Other than that, the only sounds were the wind moaning and their own boots stepping over groaning timbers. But that did not satisfy Cabe that he was imagining any of it. Because, someone or something was there. Behind them, in front of them, maybe on the rooftops or down in the cellars. More than once he had caught movement out of the corner of his eye. And there was no mistaking one thing: they were being watched. Eyes were peering at them from shadowy tangles, leering from behind shuttered windows and staring from dark, damp places.
At the edge of town, they found a few log houses that showed signs of recent occupancy. Beds were made and tables set, firewood stocked and barns hayed. There was dust over everything, but it made Cabe think that whoever had lived in those places had left in one hell of a hurry. In that part of the country times were always harsh and you didn’t abandon your belongings and wares without a real damn good reason.
In one of the houses they found a single yellowed bone.
It was sitting in the center of the floor, a human femur. Both he and Graybrow examined it and came to the same conclusion: the marks punched into it were from teeth.
“What do you make of all this?” Cabe finally asked.
But Graybrow just shook his head, saying, “I think it’s much worse than what folks are saying. Whatever happened here… maybe I don’t want to know.”
Cabe just looked him dead in the eye. “You scared?”
“Damn yes, I am.”
And Cabe was, too. He had never experienced such a total sense of terror before. And what made it all the worse, all that much harder to handle was that he did not even know what he was afraid of. Only that if it found him, if it reached out and touched him, he feared he’d lose his sanity.

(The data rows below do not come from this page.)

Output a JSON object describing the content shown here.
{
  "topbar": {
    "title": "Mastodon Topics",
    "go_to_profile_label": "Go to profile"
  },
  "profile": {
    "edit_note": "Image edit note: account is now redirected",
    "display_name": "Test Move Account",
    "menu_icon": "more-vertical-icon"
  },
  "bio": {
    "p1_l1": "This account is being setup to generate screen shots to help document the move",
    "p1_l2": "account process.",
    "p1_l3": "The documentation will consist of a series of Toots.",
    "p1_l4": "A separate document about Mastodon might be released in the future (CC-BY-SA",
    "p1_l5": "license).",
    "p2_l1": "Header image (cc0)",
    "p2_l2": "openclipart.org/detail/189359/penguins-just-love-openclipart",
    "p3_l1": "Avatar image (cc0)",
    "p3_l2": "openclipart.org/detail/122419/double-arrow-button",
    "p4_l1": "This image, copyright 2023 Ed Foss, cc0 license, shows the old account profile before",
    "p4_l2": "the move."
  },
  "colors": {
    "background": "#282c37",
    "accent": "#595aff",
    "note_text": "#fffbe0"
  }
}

They found a livery in which a dozen horses were stabled. They were very much alive and had plenty of feed and water. There were saddles and rigs, bits and reigns. Even shoes and nails stacked on a bench.
“Somebody’s here, all right,” Cabe said.
They checked out the old jail and then the only church in town. Its spire was high and leaning, the cross missing. If there was one place the Mormons would have set to right, it would have been the church. It stood at the end of a weedy road, surrounded by a rusty wrought-iron fence with spiked corner posts that rose up five, six feet. It was frightful and uninviting, looked like it might fall right over at any moment. The windows had been planked-over and a weird, gassy smell emanated from it.
Cabe climbed the rickety steps and tried the iron door-puller.
“Locked,” he said, sounding relieved.
Graybrow stood just outside the fence with the horses. “You see what’s carved into that door?”
Cabe did.
He was not an educated man, but he could read. And had read widely in his lonely occupation to pass the time. What he saw carved in the face of the door were signs and symbols generally associated with witchcraft and black magic-pentagrams and pentacles, stylized inverted crosses.
Regardless, he had seen enough.
They both mounted and rode through those streets one last time, each with their weapons in hand. The shadows were elongating and they heard sounds, murmuring voices, distant movement… as if whatever lived in Deliverance was real anxious for the sun to go down.
When they got outside town, Cabe and Graybrow rode like hell was opening behind them and that wasn’t too far from the truth.
17
It was well after dark when Cabe finally tracked Dirker down to a sordid rooming house called Ma Heller’s Place just this side of Horizontal Hill, the red-light district. He had been all over town looking for the sheriff ever since returning from Deliverance and this is where he found him, staring up at the house astride his gray mare.
Cabe brought him into a tent-roofed saloon called the Mother Lode and laid it out for him over warm beer.